Hexacyclododecylamines with Sigma-1 Receptor Affinity and Calcium Channel Modulating Ability
Jacques Joubert1, Natasha Strydom1, Werner J. Geldenhuys2, Yolande Greyling3, Sandra V. Dyk3, Sarel F. Malan1, *
Identifiers and Pagination:Year: 2019
First Page: 29
Last Page: 39
Publisher Id: TOMCJ-13-29
Article History:Received Date: 13/11/2018
Revision Received Date: 28/01/2019
Acceptance Date: 06/02/2019
Electronic publication date: 28/02/2019
Collection year: 2019
open-access license: This is an open access article distributed under the terms of the Creative Commons Attribution 4.0 International Public License (CC-BY 4.0), a copy of which is available at: (https://creativecommons.org/licenses/by/4.0/legalcode). This license permits unrestricted use, distribution, and reproduction in any medium, provided the original author and source are credited.

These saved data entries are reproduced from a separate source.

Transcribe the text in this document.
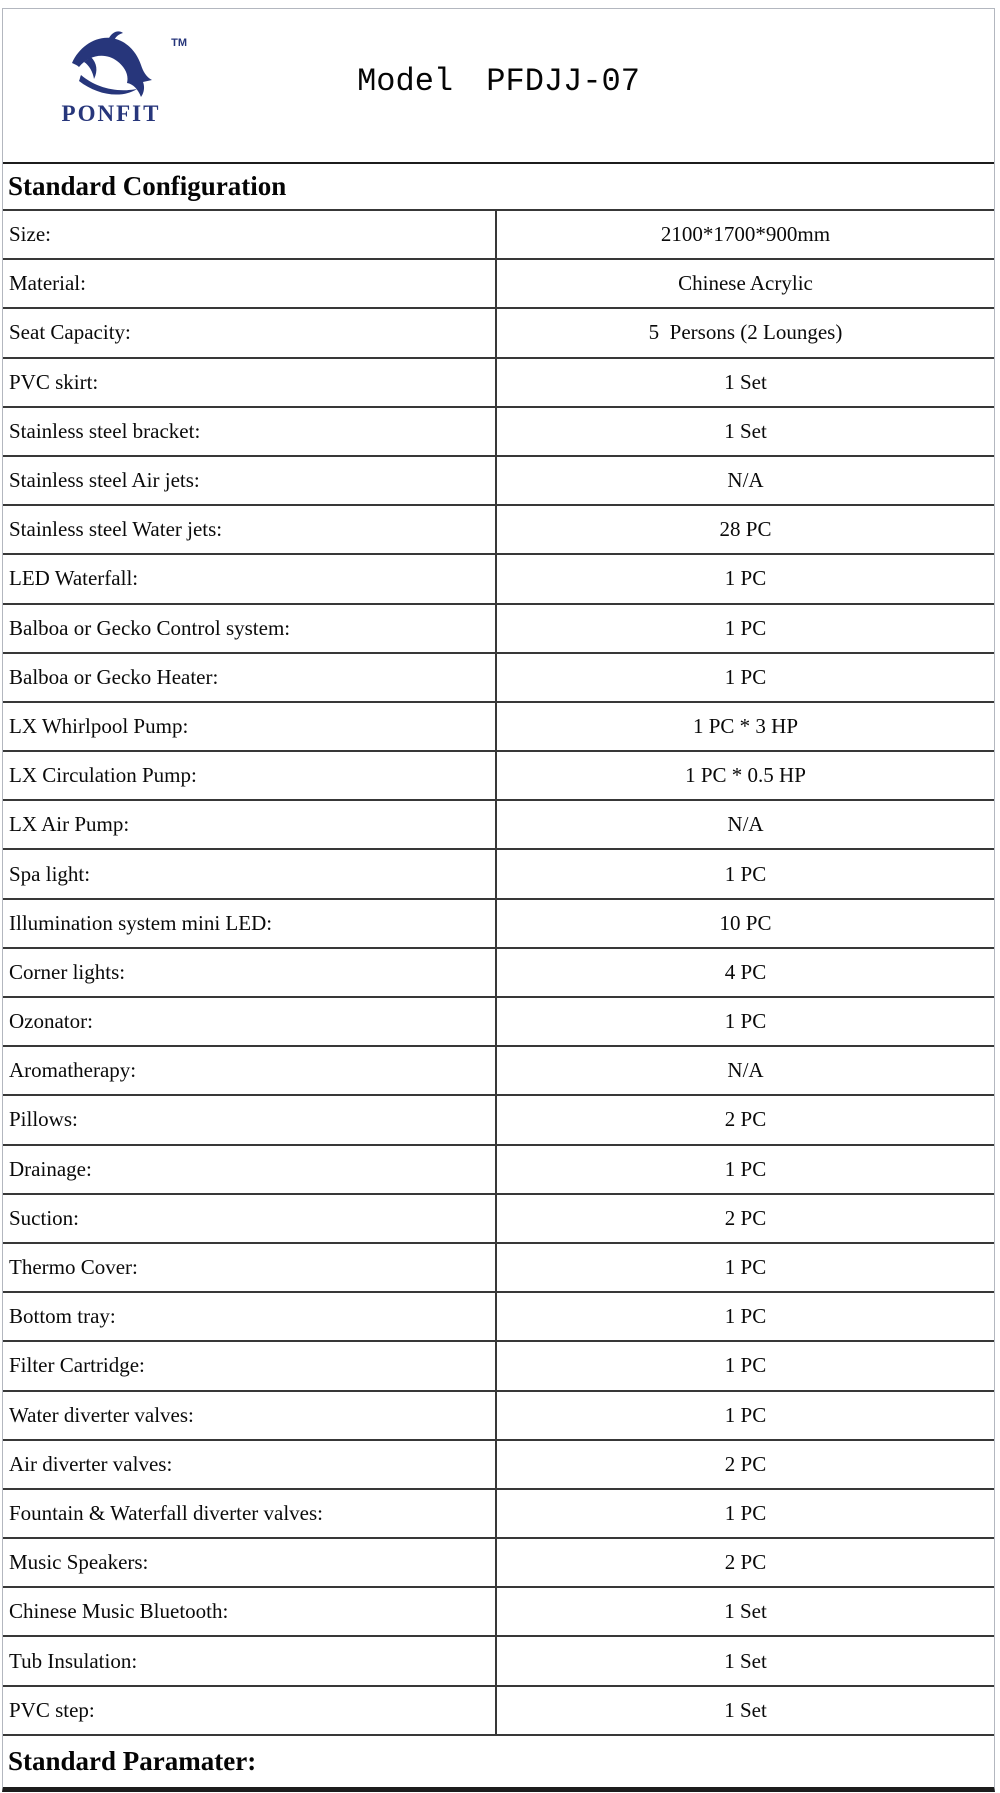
TM
PONFIT
Model PFDJJ-07
Standard Configuration
Size:	2100*1700*900mm
Material:	Chinese Acrylic
Seat Capacity:	5  Persons (2 Lounges)
PVC skirt:	1 Set
Stainless steel bracket:	1 Set
Stainless steel Air jets:	N/A
Stainless steel Water jets:	28 PC
LED Waterfall:	1 PC
Balboa or Gecko Control system:	1 PC
Balboa or Gecko Heater:	1 PC
LX Whirlpool Pump:	1 PC * 3 HP
LX Circulation Pump:	1 PC * 0.5 HP
LX Air Pump:	N/A
Spa light:	1 PC
Illumination system mini LED:	10 PC
Corner lights:	4 PC
Ozonator:	1 PC
Aromatherapy:	N/A
Pillows:	2 PC
Drainage:	1 PC
Suction:	2 PC
Thermo Cover:	1 PC
Bottom tray:	1 PC
Filter Cartridge:	1 PC
Water diverter valves:	1 PC
Air diverter valves:	2 PC
Fountain & Waterfall diverter valves:	1 PC
Music Speakers:	2 PC
Chinese Music Bluetooth:	1 Set
Tub Insulation:	1 Set
PVC step:	1 Set
Standard Paramater:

Recent research points to the Sigma Receptor (σR) as a possible neuromodulatory system with multi-functional action and σ1Rs have been suggested as a drug target for a number of CNS conditions. Hexacyclododecylamines have shown σ1R activity and provide an advantageous scaffold for drug design that can improve the blood-brain barrier permeability of privileged structures.
Methods and Materials:
A series of oxa- and aza- hexaxcyclododecylamines were synthesised and evaluated for sigma-1 receptor activity and voltage-gated calcium channel blocking ability to determine the effect of inclusion of amine containing heterocycles.
Results & Discussion:
The compounds had promising σ1R activities (Ki = 0.067 – 11.86 µM) with the aza-hexacyclododecylamines 12, 24 and 27 showing some of the highest affinities (Ki = 0.067 µM, 0.215 µM and 0.496 µM respectively). This confirms, as observed in previous studies, that the aza compounds are more favourable for σ1R binding than their oxa counterparts. The addition of the amine heterocycle showed affinities similar to that of related structures with only two lipophilic binding regions. This indicates that the inclusion of an amine heterocycle into these structures is a viable option in the design of new σ1R ligands. Significant voltage-gated calcium channel blocking ability was also observed for 12, 24 and 27, suggesting a link between σ1R activity and intracellular calcium levels.
The σ1R activity and potential effect on other receptor classes and calcium channels could prove beneficial in pharmacological application.